Against the wishes of his own firm, Bilott sued DuPont in 1999 — not for money, but for medical monitoring and environmental testing.
DuPont laughed again. They turned over 110,000 pages of internal documents… thinking it would bury him.
It backfired.
Buried in those files was a chemical name no one outside DuPont had ever heard: PFOA. Also called C8.
DuPont had known since the 1960s that C8 caused cancer in lab animals.
They knew since 1981 that it caused birth defects in their own workers’ children.
They knew since 1991 that it was in the drinking water of 70,000 people around Parkersburg.
And they had hidden it all.
Bilott worked alone for seven years. He turned his office into a warehouse of boxes. His wife found him asleep on the floor among papers more nights than she could count.
In 2005, he forced DuPont to fund the largest human health study in history — blood samples from every resident near the plant.
The results were devastating: C8 was linked to kidney cancer, testicular cancer, thyroid disease, ulcerative colitis, preeclampsia, and high cholesterol.
In 2017 — after 18 years of litigation, seven trials, and 3,535 individual lawsuits — a jury hit DuPont with $671 million against DuPont in just one batch of cases.
DuPont and its spinoff Chemours eventually settled the entire thing for $670.7 million and agreed to remove C8 from global production.
Earl Tennant never lived to see the victory. He died of a heart attack in 2009, still fighting.
But because of one stubborn farmer and one lawyer who switched sides, C8 (the “forever chemical”) has been phased out worldwide. Blood levels in Americans have dropped 60% since 2000. Scientists now estimate the lawsuit prevented hundreds of thousands of cancers and birth defects.
Rob Bilott is still practicing law at 66. He still gets hate mail from chemical executives.

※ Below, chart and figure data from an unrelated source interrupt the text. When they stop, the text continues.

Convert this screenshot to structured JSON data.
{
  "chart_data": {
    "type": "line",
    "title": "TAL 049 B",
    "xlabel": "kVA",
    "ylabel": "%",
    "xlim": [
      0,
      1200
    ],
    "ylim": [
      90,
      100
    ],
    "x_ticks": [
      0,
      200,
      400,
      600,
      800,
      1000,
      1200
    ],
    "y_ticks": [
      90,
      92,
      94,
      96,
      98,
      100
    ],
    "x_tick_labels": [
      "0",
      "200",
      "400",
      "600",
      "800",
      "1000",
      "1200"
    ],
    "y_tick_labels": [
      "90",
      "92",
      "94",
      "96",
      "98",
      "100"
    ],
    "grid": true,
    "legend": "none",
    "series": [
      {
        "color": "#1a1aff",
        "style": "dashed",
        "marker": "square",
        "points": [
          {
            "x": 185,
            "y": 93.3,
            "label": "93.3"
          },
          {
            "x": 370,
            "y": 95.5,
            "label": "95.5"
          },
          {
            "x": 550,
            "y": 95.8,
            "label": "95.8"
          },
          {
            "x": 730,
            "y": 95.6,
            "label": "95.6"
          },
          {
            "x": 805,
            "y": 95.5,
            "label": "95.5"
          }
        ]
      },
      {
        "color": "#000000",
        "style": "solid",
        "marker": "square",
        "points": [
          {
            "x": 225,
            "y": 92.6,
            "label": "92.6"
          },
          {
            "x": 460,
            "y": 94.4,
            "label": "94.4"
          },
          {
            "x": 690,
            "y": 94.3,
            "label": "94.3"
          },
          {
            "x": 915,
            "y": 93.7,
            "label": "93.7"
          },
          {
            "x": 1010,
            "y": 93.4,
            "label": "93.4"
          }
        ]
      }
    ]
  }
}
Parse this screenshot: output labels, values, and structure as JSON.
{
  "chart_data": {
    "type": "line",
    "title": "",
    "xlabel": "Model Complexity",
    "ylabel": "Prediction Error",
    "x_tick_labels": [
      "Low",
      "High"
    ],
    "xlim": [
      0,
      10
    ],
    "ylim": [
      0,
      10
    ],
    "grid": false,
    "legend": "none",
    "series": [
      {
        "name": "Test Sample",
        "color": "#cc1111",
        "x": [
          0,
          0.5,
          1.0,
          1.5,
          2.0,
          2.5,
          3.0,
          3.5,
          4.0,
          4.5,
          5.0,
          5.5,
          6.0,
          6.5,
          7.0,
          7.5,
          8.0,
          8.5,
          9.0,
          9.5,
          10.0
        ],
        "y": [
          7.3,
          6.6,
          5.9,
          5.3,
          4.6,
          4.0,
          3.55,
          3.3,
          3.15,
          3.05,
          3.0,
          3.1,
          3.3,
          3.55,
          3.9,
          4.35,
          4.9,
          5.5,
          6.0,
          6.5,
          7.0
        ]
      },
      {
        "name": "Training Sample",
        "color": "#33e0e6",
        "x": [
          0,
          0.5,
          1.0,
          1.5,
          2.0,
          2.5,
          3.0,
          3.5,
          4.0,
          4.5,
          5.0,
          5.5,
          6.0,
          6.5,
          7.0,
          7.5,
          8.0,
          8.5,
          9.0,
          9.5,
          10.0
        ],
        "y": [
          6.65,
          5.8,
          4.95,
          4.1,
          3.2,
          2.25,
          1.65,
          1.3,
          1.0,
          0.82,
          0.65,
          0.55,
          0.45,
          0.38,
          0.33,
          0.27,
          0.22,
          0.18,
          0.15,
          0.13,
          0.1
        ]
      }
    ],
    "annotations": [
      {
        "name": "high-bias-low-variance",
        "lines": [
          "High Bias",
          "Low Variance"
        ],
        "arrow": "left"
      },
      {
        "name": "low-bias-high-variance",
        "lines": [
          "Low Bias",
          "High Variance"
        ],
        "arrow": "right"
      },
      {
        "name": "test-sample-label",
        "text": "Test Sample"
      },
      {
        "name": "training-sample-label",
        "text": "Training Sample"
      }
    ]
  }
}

Earl’s farm is now a wildlife refuge. The creek runs clear again. Deer drink from it without fear.
DuPont never apologized.
But every nonstick pan, waterproof jacket, and pizza box made without PFOA today carries the invisible signature of a West Virginia janitor who refused to look away.
One man. One dead cow in a pickup truck.
An entire toxic empire brought to its knees.